My daughter just let me know that her longtime friend passed away. My heart aches for her as she walks this journey of grief.

I remember the first time I met Theo. He was so cute. He reminded me of “Little Bear” from the children’s book written by Maurice Sendak. I loved him from the start.

When he looked at you, it was as if he looked into your very soul with joy and enthusiasm.

He stood by my daughter through good times and bad. He has been a faithful friend. He was her friend before her son, Isaac,was born and was also his friend and protector. He has been such a large part of her family and ours.

I loved Theo and will continue to remember him with love. I, too, will grieve this incredible loss.

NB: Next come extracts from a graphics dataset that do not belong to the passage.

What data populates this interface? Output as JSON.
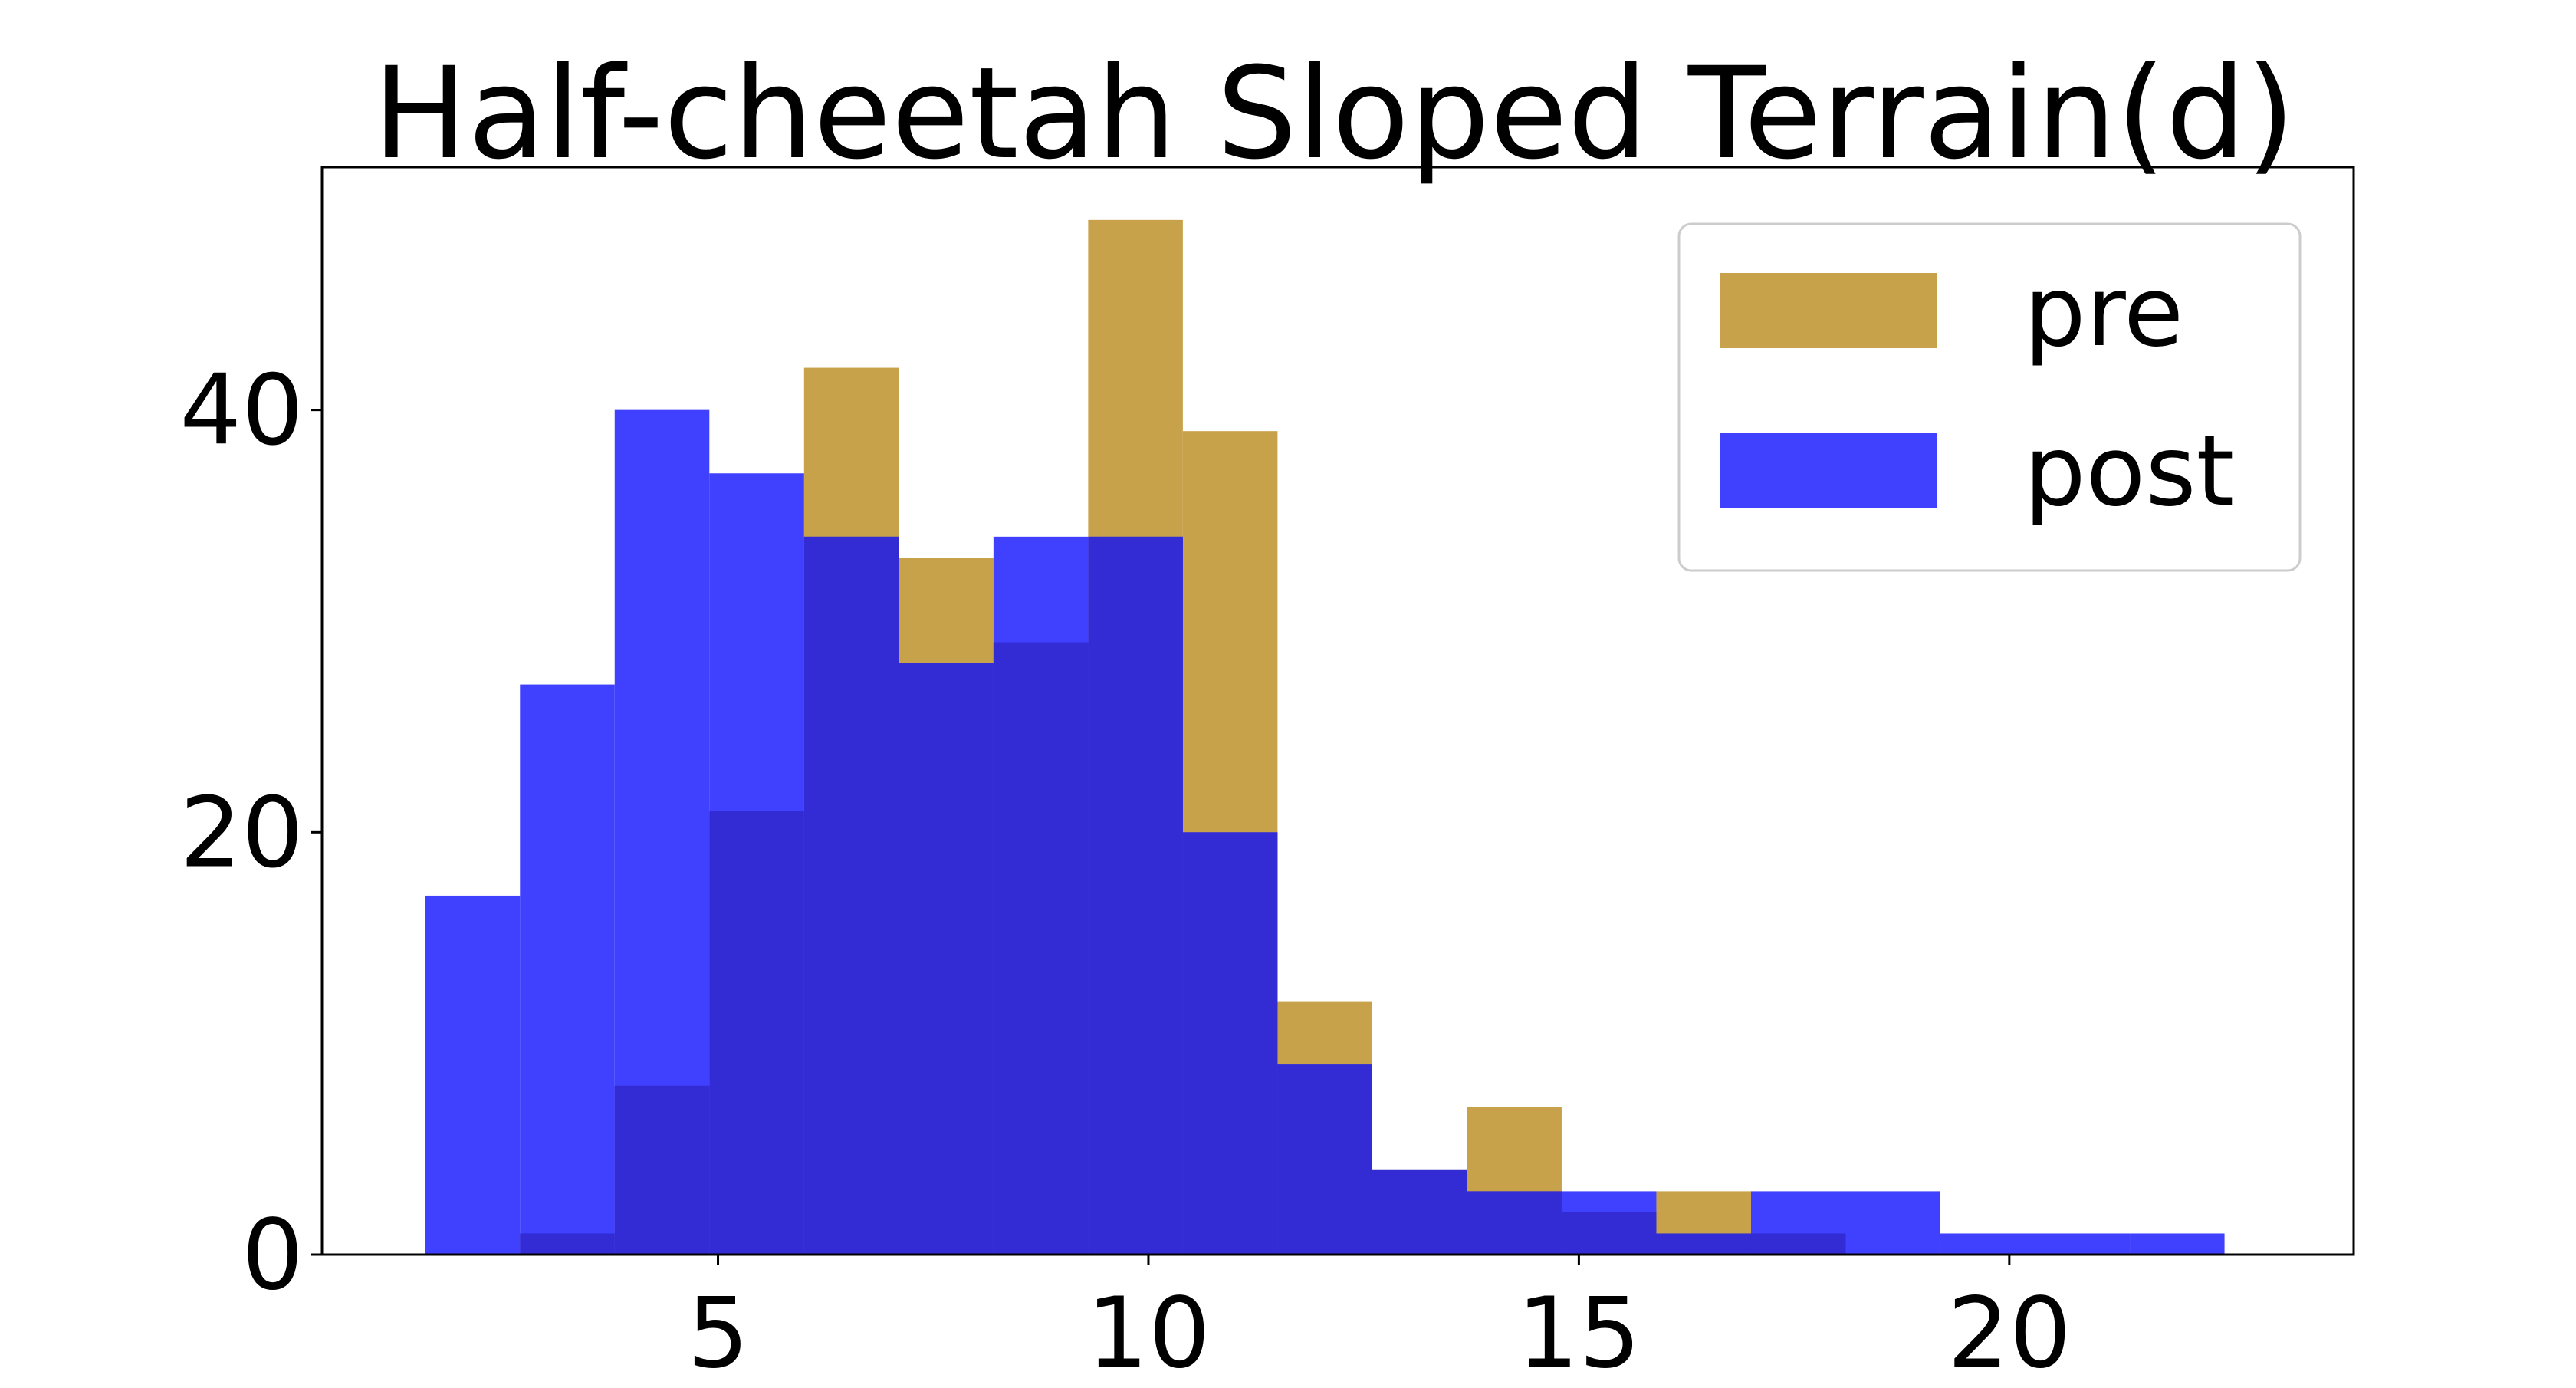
{
  "chart_data": {
    "type": "bar",
    "title": "Half-cheetah Sloped Terrain(d)",
    "xlabel": "",
    "ylabel": "",
    "xlim": [
      0.4,
      24.0
    ],
    "ylim": [
      0,
      51.5
    ],
    "x_ticks": [
      5,
      10,
      15,
      20
    ],
    "y_ticks": [
      0,
      20,
      40
    ],
    "grid": false,
    "legend_position": "top-right",
    "overlap_color": "#332bd4",
    "series": [
      {
        "name": "pre",
        "color": "#c8a24a",
        "bin_edges": [
          2.7,
          3.8,
          4.9,
          6.0,
          7.1,
          8.2,
          9.3,
          10.4,
          11.5,
          12.6,
          13.7,
          14.8,
          15.9,
          17.0,
          18.1,
          19.2
        ],
        "values": [
          1,
          8,
          21,
          42,
          33,
          29,
          49,
          39,
          12,
          4,
          7,
          2,
          3,
          1,
          0
        ]
      },
      {
        "name": "post",
        "color": "#4040ff",
        "bin_edges": [
          1.6,
          2.7,
          3.8,
          4.9,
          6.0,
          7.1,
          8.2,
          9.3,
          10.4,
          11.5,
          12.6,
          13.7,
          14.8,
          15.9,
          17.0,
          18.1,
          19.2,
          20.3,
          21.4,
          22.5
        ],
        "values": [
          17,
          27,
          40,
          37,
          34,
          28,
          34,
          34,
          20,
          9,
          4,
          3,
          3,
          1,
          3,
          3,
          1,
          1,
          1
        ]
      }
    ]
  }
}
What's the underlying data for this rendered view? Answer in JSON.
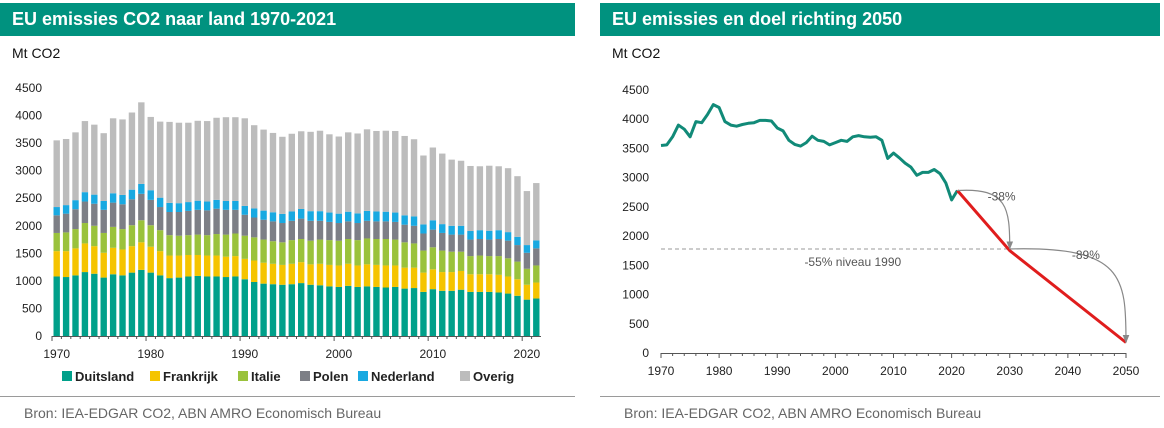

This is the casualty of being so fortunate to love and be loved. That when their time on this earth is done, we have to say goodbye for now. It feels as though are hearts are ripped out of our chests.

I am so thankful for the life of Theo that brought joy to all who met him. Rest in peace dear soul. We have always loved you and you will continue to live in our hearts as we remember you.

Tina’s words say it best.

17 years. I was lost in my early twenties. I didn’t know who I was or what I wanted. I was floundering. The one thing I did know was that I desperately wanted a puppy. I searched a long time for one, met a lot of puppies, but none were “the one.” I saw a post one day about a litter on a farm, convinced my friend to skip class and meet them with me. And there he was, all brown and love and sweetness. My Theo. Theodore Roosevelt because he looked like a teddy bear. 

My best boy, my best friend. We grew up together. I found myself through him. He was rare, with intelligence and empathy that coursed through him. I’m pretty sure he could read my mind. I’ve never met another dog like him, one that knew what you were saying all of the time, that looked at you like he knew your soul. A dog who liked jokes, who understood the phrase “just kidding.” Everyone who met him, loved him.  

17 years is a long time to get to love a dog.  17 years is a long time to get to have a best friend. I know I should feel blessed that I got the honor of being his friend for so many years, but right now I just miss him. 

The very best boy passed this morning, March 13, 2026. I don’t have the words to memorialize him in a way that he deserves, I’m not sure they exist. But, please know, I could not have asked for a better dog.